𝅝

Musical Symbol Whole Note

Copy and paste the musical symbol whole note symbol 𝅝 (U+1D15D) instantly. Part of the Musical Symbols Unicode block.

Works everywhere: websites, documents, social media, code editors

Character Codes

UnicodeU+1D15D
HTML Entity𝅝
CSS Code\1D15D
JavaScript\u{1D15D}
Decimal𝅝

About This Symbol

Name
Musical Symbol Whole Note
Unicode Block
Musical Symbols
Code Point
U+1D15D

The Musical Symbol Whole Note (𝅝) is a Unicode character assigned to the Musical Symbols block at code point U+1D15D. This block contains characters used across a variety of applications including technical documentation, web development, mathematical notation, and everyday digital communication. The musical symbol whole note symbol can be inserted directly into text or referenced through its HTML entity, CSS code, or JavaScript escape sequence for use in websites and applications.

How to Use

  • 1.Click "Copy Symbol" above to copy 𝅝 to your clipboard
  • 2.Paste it anywhere with Ctrl+V (or Cmd+V on Mac)
  • 3.Or use the HTML entity 𝅝 in your code
  • 4.For CSS, use \1D15D with the content property

Understanding Musical Symbol Whole Note

At code point U+1D15D, the musical symbol whole note (𝅝) occupies a carefully chosen position within the Musical Symbols allocation. The Unicode Consortium assigned this character to address the need for a reliable, cross-platform representation of this symbol in electronic documents and interfaces.

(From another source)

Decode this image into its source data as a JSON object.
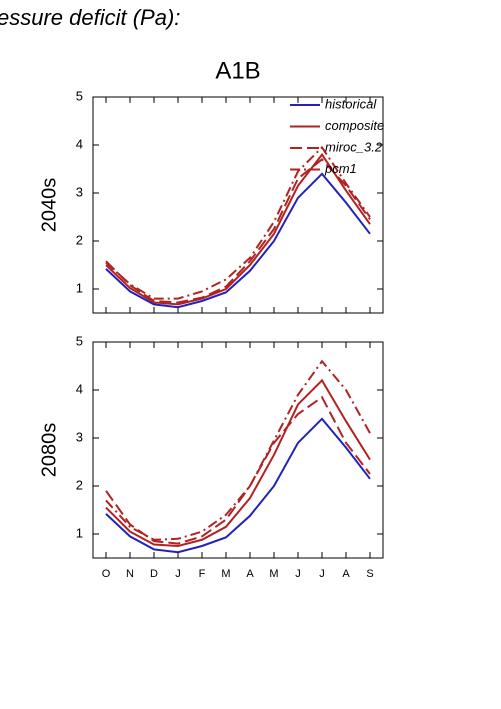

The hexadecimal value 1D15D places this character at decimal position 119133 in the Unicode table. At this position, the character falls 13 positions past the nearest hex boundary, a detail relevant for font engineers mapping glyph tables. For practical use, 𝅝 in HTML or \u{1D15D} in JavaScript are the most common insertion methods.

Known by its descriptive name referencing "musical symbol," this character serves a specific role that generic symbols cannot fill. It appears in specialized typography, technical standards, and digital content where precision in symbol choice directly affects meaning or layout.

About Musical Symbols

Musical notation in Unicode captures the visual language of Western staff notation — clefs, notes, rests, accidentals, dynamics, and articulation marks that musicians have used for centuries. The Byzantine Musical Symbols block preserves the notation system still used in Eastern Orthodox liturgical singing, while Ancient Greek Musical Notation records a system that predates modern staff notation by over two millennia.

Western musical notation began as neumes — vague squiggles above text in medieval manuscripts that indicated melodic direction but not exact pitch. By the 11th century, Guido d'Arezzo introduced the staff system that, remarkably, remains in use today. Centuries of refinement added time signatures, dynamic markings, and increasingly precise performance instructions. The Unicode Musical Symbols block, added in version 3.1, was the first attempt to encode this rich visual system as characters rather than images. Byzantine notation, an independent tradition dating to the Byzantine Empire, uses a system of intervallic signs that specify relative pitch movement rather than absolute pitch.

Common Uses

  • Music education materials and theory textbooks
  • Digital music notation software interoperability
  • Liturgical text with embedded musical directions
  • Academic musicological research and publishing
  • Accessible music description for screen readers

Technical Notes: Musical symbols in Unicode are primarily intended for inline textual use rather than full score rendering — creating a complete musical score requires specialized software like LilyPond, Finale, or MuseScore that positions symbols on staves with precise spatial relationships. The Unicode encoding provides the individual symbols but not the two-dimensional layout grammar of music. The SMuFL (Standard Music Font Layout) specification extends Unicode's musical coverage with thousands of additional glyphs in the Private Use Area for comprehensive notation needs.

Cultural Context: Musical notation is not universal despite its global spread. Indian classical music uses sargam syllables, Chinese traditional notation employs numbered systems (jianpu), and Indonesian gamelan has its own cipher notation. The Unicode encoding of Western, Byzantine, and Ancient Greek notation reflects a historical priority rather than a statement that these systems are more important. Efforts to encode additional notation systems continue, though the inherently spatial and two-dimensional nature of music writing challenges the fundamentally linear character model of Unicode.